Despite the fact that she was perhaps the most celebrated and desired actress of her day, the life of the Princess of Monaco didn't afford any room for the bright lights of Hollywood. The wife of an old school European royal was expected to remain resolute and austere, which became the theme of her life from that time on. Though film roles were still offered to her, the prince would quash them in his concerted effort to break all ties between Grace and her former life. He would ban all her movies from playing in Monaco and had strict rules about how the press interacted with her. Grace's job, in those early years, was to produce an heir. Which she would do just a few years later. In all, she would have 3 children with the prince and go on to become a humanitarian and a symbol of her nation's beauty.
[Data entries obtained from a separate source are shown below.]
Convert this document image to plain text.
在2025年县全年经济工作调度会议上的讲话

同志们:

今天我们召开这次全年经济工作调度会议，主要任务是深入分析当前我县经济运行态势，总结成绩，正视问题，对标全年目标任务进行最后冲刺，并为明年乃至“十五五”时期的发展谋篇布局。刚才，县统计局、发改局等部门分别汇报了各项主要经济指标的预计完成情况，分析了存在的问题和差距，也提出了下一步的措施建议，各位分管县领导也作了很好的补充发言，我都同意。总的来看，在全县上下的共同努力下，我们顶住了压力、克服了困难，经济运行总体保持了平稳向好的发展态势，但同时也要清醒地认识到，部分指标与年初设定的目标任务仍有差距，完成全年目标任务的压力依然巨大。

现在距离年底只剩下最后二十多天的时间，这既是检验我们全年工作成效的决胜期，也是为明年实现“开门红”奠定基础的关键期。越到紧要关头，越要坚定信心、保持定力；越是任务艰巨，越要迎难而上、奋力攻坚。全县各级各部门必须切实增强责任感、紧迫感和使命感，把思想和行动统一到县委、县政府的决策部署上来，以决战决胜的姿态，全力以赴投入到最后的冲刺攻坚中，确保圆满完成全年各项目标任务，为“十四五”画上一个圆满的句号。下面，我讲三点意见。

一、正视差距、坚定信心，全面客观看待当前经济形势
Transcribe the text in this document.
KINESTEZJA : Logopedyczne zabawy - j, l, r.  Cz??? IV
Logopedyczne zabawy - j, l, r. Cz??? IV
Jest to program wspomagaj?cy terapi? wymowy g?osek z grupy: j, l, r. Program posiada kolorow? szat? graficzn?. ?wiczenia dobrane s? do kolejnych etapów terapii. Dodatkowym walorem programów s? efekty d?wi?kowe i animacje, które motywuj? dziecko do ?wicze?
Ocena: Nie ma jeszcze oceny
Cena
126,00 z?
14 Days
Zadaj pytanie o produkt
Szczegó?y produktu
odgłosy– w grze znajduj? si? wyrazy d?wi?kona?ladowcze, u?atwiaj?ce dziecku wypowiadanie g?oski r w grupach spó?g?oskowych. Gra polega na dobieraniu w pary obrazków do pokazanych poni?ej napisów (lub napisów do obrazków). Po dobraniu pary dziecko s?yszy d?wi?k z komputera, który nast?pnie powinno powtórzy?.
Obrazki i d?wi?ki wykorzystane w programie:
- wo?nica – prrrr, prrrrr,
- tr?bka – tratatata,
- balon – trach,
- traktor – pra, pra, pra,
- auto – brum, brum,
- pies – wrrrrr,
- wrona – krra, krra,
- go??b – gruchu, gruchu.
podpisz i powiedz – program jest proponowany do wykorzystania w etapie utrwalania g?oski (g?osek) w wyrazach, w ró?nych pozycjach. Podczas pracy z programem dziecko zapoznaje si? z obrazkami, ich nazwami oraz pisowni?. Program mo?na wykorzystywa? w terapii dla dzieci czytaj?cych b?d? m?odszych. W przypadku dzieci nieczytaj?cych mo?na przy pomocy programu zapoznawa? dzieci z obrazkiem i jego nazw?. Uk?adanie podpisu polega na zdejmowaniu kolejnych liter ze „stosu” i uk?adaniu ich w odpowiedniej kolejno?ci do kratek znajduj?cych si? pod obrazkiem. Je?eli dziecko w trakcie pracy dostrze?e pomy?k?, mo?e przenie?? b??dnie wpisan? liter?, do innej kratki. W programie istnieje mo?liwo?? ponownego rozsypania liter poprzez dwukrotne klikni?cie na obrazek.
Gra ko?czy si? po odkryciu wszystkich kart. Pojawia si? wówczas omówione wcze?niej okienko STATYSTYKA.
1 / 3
Princess Grace would continue in her role as national symbol for a quarter century, never again working as an actress in any capacity, right up until September of 1982, when tragedy struck. While she and her daughter Stephanie were driving home from the family's country home in France, Grace suffered a stroke while behind the wheel. Losing control of the car, the two would drive off the winding mountain road and careen down the mountainside. Both Grace and her daughter were recovered alive from the wreckage, although both were injured badly, Grace unconscious. Her daughter would recover, but Grace was unfortunately too far gone. She never regained consciousness and was pronounced dead a few days later. She was 52. Her funeral was attended by royalty, world leaders and movie stars, among them Princess Diana of England and two of her past leading men, Cary Grant and Jimmy Stewart. In a eulogy for Grace, Stewart said of her:
"You know, I just love Grace Kelly. Not because she was a princess, not because she was an actress, not because she was my friend, but because she was just about the nicest lady I ever met. Grace brought into my life as she brought into yours, a soft, warm light every time I saw her, and every time I saw her was a holiday of its own. No question, I'll miss her, we'll all miss her. God bless you, Princess Grace."